Sürdürülebilir ve düzenli iç denetimin şunları sağlaması beklenir:
- Girişim şirketlerinin hızlı büyümelerine karşı düzenlerini ve altyapılarını aynı hızda tesis edememelerinden kaynaklanan riskleri sınırlandırır.
- Girişimin önlenebilir problemlerle ilgili yaşayabileceği itibar kayıplarını bertaraf eder, süreçlerin ilk seferinde doğru yapılmasını güvence altına alması sebebiyle karlılığı artırır, israfı önler, verimi artırır.
- Suistimal risklerini azaltır, yatırımcının yatırımını korur.
- En önemlisi de yatırımcının veya kurucuların, ellerindeki yapı üzerinde sürekli bazda sağlıklı ve doğru bir görüş sahibi olmalarını mümkün kılar.

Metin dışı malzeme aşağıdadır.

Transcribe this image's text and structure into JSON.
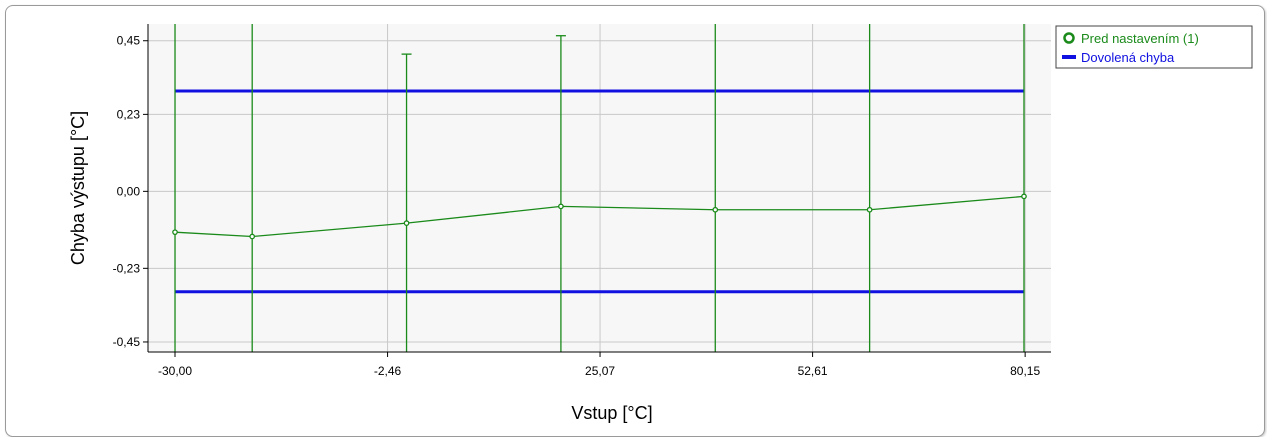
{
  "chart_data": {
    "type": "line",
    "title": "",
    "xlabel": "Vstup [°C]",
    "ylabel": "Chyba výstupu [°C]",
    "xlim": [
      -33.5,
      83.5
    ],
    "ylim": [
      -0.48,
      0.5
    ],
    "x_ticks": [
      {
        "value": -30.0,
        "label": "-30,00"
      },
      {
        "value": -2.46,
        "label": "-2,46"
      },
      {
        "value": 25.07,
        "label": "25,07"
      },
      {
        "value": 52.61,
        "label": "52,61"
      },
      {
        "value": 80.15,
        "label": "80,15"
      }
    ],
    "y_ticks": [
      {
        "value": 0.45,
        "label": "0,45"
      },
      {
        "value": 0.23,
        "label": "0,23"
      },
      {
        "value": 0.0,
        "label": "0,00"
      },
      {
        "value": -0.23,
        "label": "-0,23"
      },
      {
        "value": -0.45,
        "label": "-0,45"
      }
    ],
    "grid": true,
    "legend_position": "top-right",
    "series": [
      {
        "name": "Pred nastavením (1)",
        "color": "#1a8a1a",
        "x": [
          -30.0,
          -20.0,
          0.0,
          20.0,
          40.0,
          60.0,
          80.0
        ],
        "y": [
          -0.122,
          -0.135,
          -0.095,
          -0.045,
          -0.055,
          -0.055,
          -0.015
        ],
        "error_bars": [
          {
            "upper": 0.5,
            "lower": -0.48
          },
          {
            "upper": 0.5,
            "lower": -0.48
          },
          {
            "upper": 0.41,
            "lower": -0.48
          },
          {
            "upper": 0.465,
            "lower": -0.48
          },
          {
            "upper": 0.5,
            "lower": -0.48
          },
          {
            "upper": 0.5,
            "lower": -0.48
          },
          {
            "upper": 0.5,
            "lower": -0.48
          }
        ]
      },
      {
        "name": "Dovolená chyba",
        "color": "#1010e0",
        "limits": [
          0.3,
          -0.3
        ],
        "x_range": [
          -30.0,
          80.0
        ]
      }
    ]
  }
}
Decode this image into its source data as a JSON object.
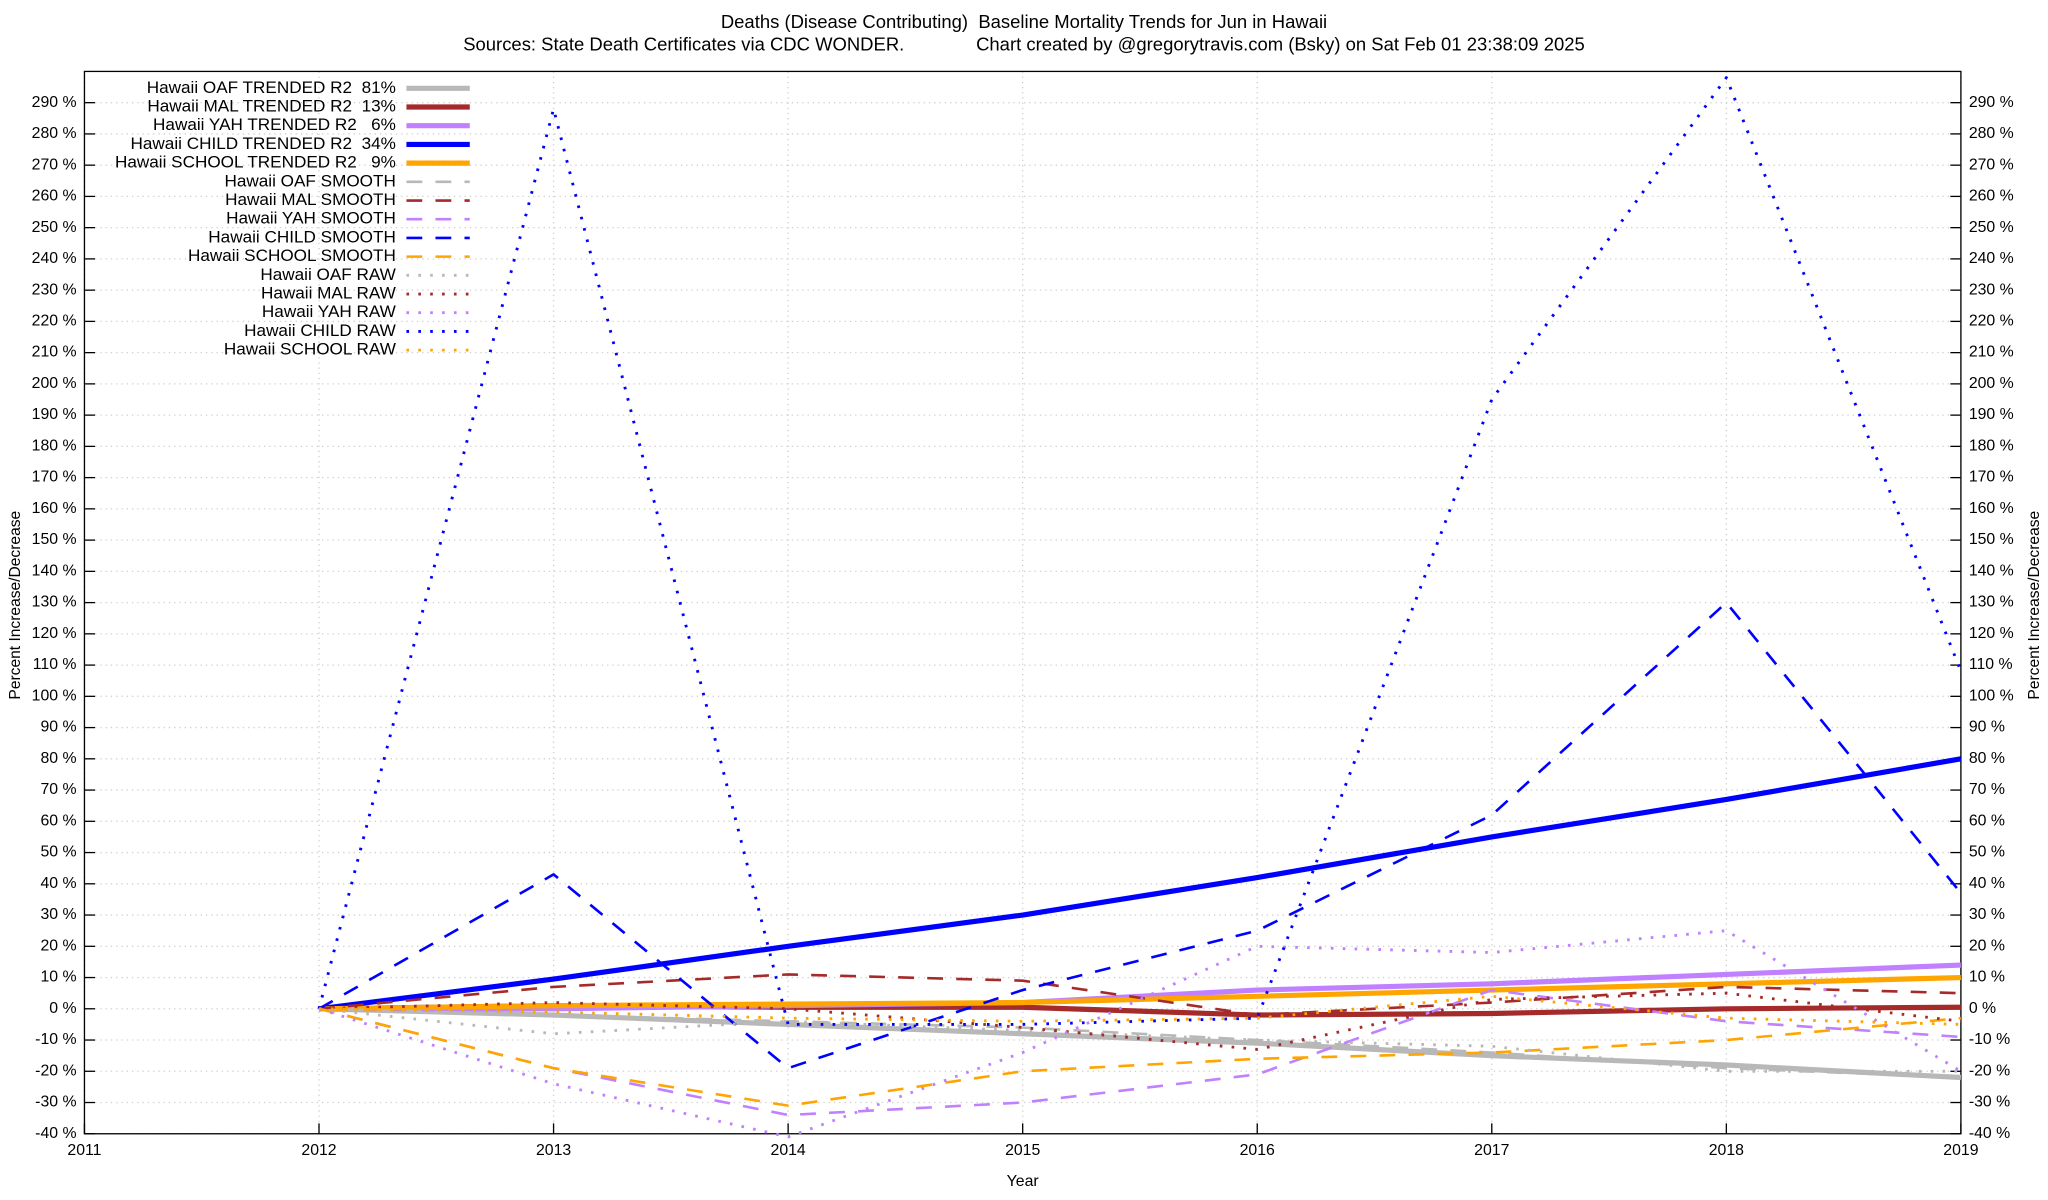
{
  "chart_data": {
    "type": "line",
    "title": "Deaths (Disease Contributing)  Baseline Mortality Trends for Jun in Hawaii",
    "subtitle": "Sources: State Death Certificates via CDC WONDER.              Chart created by @gregorytravis.com (Bsky) on Sat Feb 01 23:38:09 2025",
    "xlabel": "Year",
    "ylabel": "Percent Increase/Decrease",
    "y2label": "Percent Increase/Decrease",
    "grid": true,
    "legend": "top-left",
    "x": [
      2012,
      2013,
      2014,
      2015,
      2016,
      2017,
      2018,
      2019
    ],
    "xlim": [
      2011,
      2019
    ],
    "xticks": [
      2011,
      2012,
      2013,
      2014,
      2015,
      2016,
      2017,
      2018,
      2019
    ],
    "ylim": [
      -40,
      300
    ],
    "y2lim": [
      -40,
      300
    ],
    "yticks": [
      {
        "value": -40,
        "label": "-40 %"
      },
      {
        "value": -30,
        "label": "-30 %"
      },
      {
        "value": -20,
        "label": "-20 %"
      },
      {
        "value": -10,
        "label": "-10 %"
      },
      {
        "value": 0,
        "label": "0 %"
      },
      {
        "value": 10,
        "label": "10 %"
      },
      {
        "value": 20,
        "label": "20 %"
      },
      {
        "value": 30,
        "label": "30 %"
      },
      {
        "value": 40,
        "label": "40 %"
      },
      {
        "value": 50,
        "label": "50 %"
      },
      {
        "value": 60,
        "label": "60 %"
      },
      {
        "value": 70,
        "label": "70 %"
      },
      {
        "value": 80,
        "label": "80 %"
      },
      {
        "value": 90,
        "label": "90 %"
      },
      {
        "value": 100,
        "label": "100 %"
      },
      {
        "value": 110,
        "label": "110 %"
      },
      {
        "value": 120,
        "label": "120 %"
      },
      {
        "value": 130,
        "label": "130 %"
      },
      {
        "value": 140,
        "label": "140 %"
      },
      {
        "value": 150,
        "label": "150 %"
      },
      {
        "value": 160,
        "label": "160 %"
      },
      {
        "value": 170,
        "label": "170 %"
      },
      {
        "value": 180,
        "label": "180 %"
      },
      {
        "value": 190,
        "label": "190 %"
      },
      {
        "value": 200,
        "label": "200 %"
      },
      {
        "value": 210,
        "label": "210 %"
      },
      {
        "value": 220,
        "label": "220 %"
      },
      {
        "value": 230,
        "label": "230 %"
      },
      {
        "value": 240,
        "label": "240 %"
      },
      {
        "value": 250,
        "label": "250 %"
      },
      {
        "value": 260,
        "label": "260 %"
      },
      {
        "value": 270,
        "label": "270 %"
      },
      {
        "value": 280,
        "label": "280 %"
      },
      {
        "value": 290,
        "label": "290 %"
      }
    ],
    "y2ticks": [
      {
        "value": -40,
        "label": "-40 %"
      },
      {
        "value": -30,
        "label": "-30 %"
      },
      {
        "value": -20,
        "label": "-20 %"
      },
      {
        "value": -10,
        "label": "-10 %"
      },
      {
        "value": 0,
        "label": "0 %"
      },
      {
        "value": 10,
        "label": "10 %"
      },
      {
        "value": 20,
        "label": "20 %"
      },
      {
        "value": 30,
        "label": "30 %"
      },
      {
        "value": 40,
        "label": "40 %"
      },
      {
        "value": 50,
        "label": "50 %"
      },
      {
        "value": 60,
        "label": "60 %"
      },
      {
        "value": 70,
        "label": "70 %"
      },
      {
        "value": 80,
        "label": "80 %"
      },
      {
        "value": 90,
        "label": "90 %"
      },
      {
        "value": 100,
        "label": "100 %"
      },
      {
        "value": 110,
        "label": "110 %"
      },
      {
        "value": 120,
        "label": "120 %"
      },
      {
        "value": 130,
        "label": "130 %"
      },
      {
        "value": 140,
        "label": "140 %"
      },
      {
        "value": 150,
        "label": "150 %"
      },
      {
        "value": 160,
        "label": "160 %"
      },
      {
        "value": 170,
        "label": "170 %"
      },
      {
        "value": 180,
        "label": "180 %"
      },
      {
        "value": 190,
        "label": "190 %"
      },
      {
        "value": 200,
        "label": "200 %"
      },
      {
        "value": 210,
        "label": "210 %"
      },
      {
        "value": 220,
        "label": "220 %"
      },
      {
        "value": 230,
        "label": "230 %"
      },
      {
        "value": 240,
        "label": "240 %"
      },
      {
        "value": 250,
        "label": "250 %"
      },
      {
        "value": 260,
        "label": "260 %"
      },
      {
        "value": 270,
        "label": "270 %"
      },
      {
        "value": 280,
        "label": "280 %"
      },
      {
        "value": 290,
        "label": "290 %"
      }
    ],
    "series": [
      {
        "name": "Hawaii OAF TRENDED R2  81%",
        "color": "#b8b8b8",
        "dash": "solid",
        "values": [
          0,
          -2,
          -5,
          -8,
          -11,
          -15,
          -18,
          -22
        ]
      },
      {
        "name": "Hawaii MAL TRENDED R2  13%",
        "color": "#a52a2a",
        "dash": "solid",
        "values": [
          0,
          1,
          0.5,
          0.5,
          -2,
          -1.5,
          0,
          0.5
        ]
      },
      {
        "name": "Hawaii YAH TRENDED R2   6%",
        "color": "#c080ff",
        "dash": "solid",
        "values": [
          0,
          0,
          1,
          2,
          6,
          8,
          11,
          14
        ]
      },
      {
        "name": "Hawaii CHILD TRENDED R2  34%",
        "color": "#0000ff",
        "dash": "solid",
        "values": [
          0,
          9.5,
          20,
          30,
          42,
          55,
          67,
          80
        ]
      },
      {
        "name": "Hawaii SCHOOL TRENDED R2   9%",
        "color": "#ffa500",
        "dash": "solid",
        "values": [
          0,
          1,
          1.5,
          2,
          4,
          6,
          8,
          10
        ]
      },
      {
        "name": "Hawaii OAF SMOOTH",
        "color": "#b8b8b8",
        "dash": "dashed",
        "values": [
          0,
          -2,
          -4,
          -6,
          -10,
          -14,
          -19,
          -22
        ]
      },
      {
        "name": "Hawaii MAL SMOOTH",
        "color": "#a52a2a",
        "dash": "dashed",
        "values": [
          0,
          7,
          11,
          9,
          -2,
          2,
          7,
          5
        ]
      },
      {
        "name": "Hawaii YAH SMOOTH",
        "color": "#c080ff",
        "dash": "dashed",
        "values": [
          0,
          -19,
          -34,
          -30,
          -21,
          6,
          -4,
          -9
        ]
      },
      {
        "name": "Hawaii CHILD SMOOTH",
        "color": "#0000ff",
        "dash": "dashed",
        "values": [
          0,
          43,
          -19,
          6,
          25,
          62,
          130,
          37
        ]
      },
      {
        "name": "Hawaii SCHOOL SMOOTH",
        "color": "#ffa500",
        "dash": "dashed",
        "values": [
          0,
          -19,
          -31,
          -20,
          -16,
          -14,
          -10,
          -3
        ]
      },
      {
        "name": "Hawaii OAF RAW",
        "color": "#b8b8b8",
        "dash": "dotted",
        "values": [
          0,
          -8,
          -4,
          -7,
          -10,
          -12,
          -20,
          -20
        ]
      },
      {
        "name": "Hawaii MAL RAW",
        "color": "#a52a2a",
        "dash": "dotted",
        "values": [
          0,
          2,
          0,
          -6,
          -13,
          3,
          5,
          -4
        ]
      },
      {
        "name": "Hawaii YAH RAW",
        "color": "#c080ff",
        "dash": "dotted",
        "values": [
          0,
          -24,
          -41,
          -14,
          20,
          18,
          25,
          -20
        ]
      },
      {
        "name": "Hawaii CHILD RAW",
        "color": "#0000ff",
        "dash": "dotted",
        "values": [
          0,
          288,
          -5,
          -5,
          -3,
          195,
          298,
          108
        ]
      },
      {
        "name": "Hawaii SCHOOL RAW",
        "color": "#ffa500",
        "dash": "dotted",
        "values": [
          0,
          -1,
          -3,
          -4,
          -3,
          4,
          -3,
          -5
        ]
      }
    ]
  }
}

Unutmayın: gerçekten başarılı mıyız sorusunun cevabı, ancak doğru bir iç denetim ile elde edilen raporlama ile anlaşılabilir.
Yazı hakkındaki fikri veren ve hazırlamamda büyük katkıları olan değerli arkadaşım Sezen Yurdalan Kamçıcı’ya teşekkürlerimle.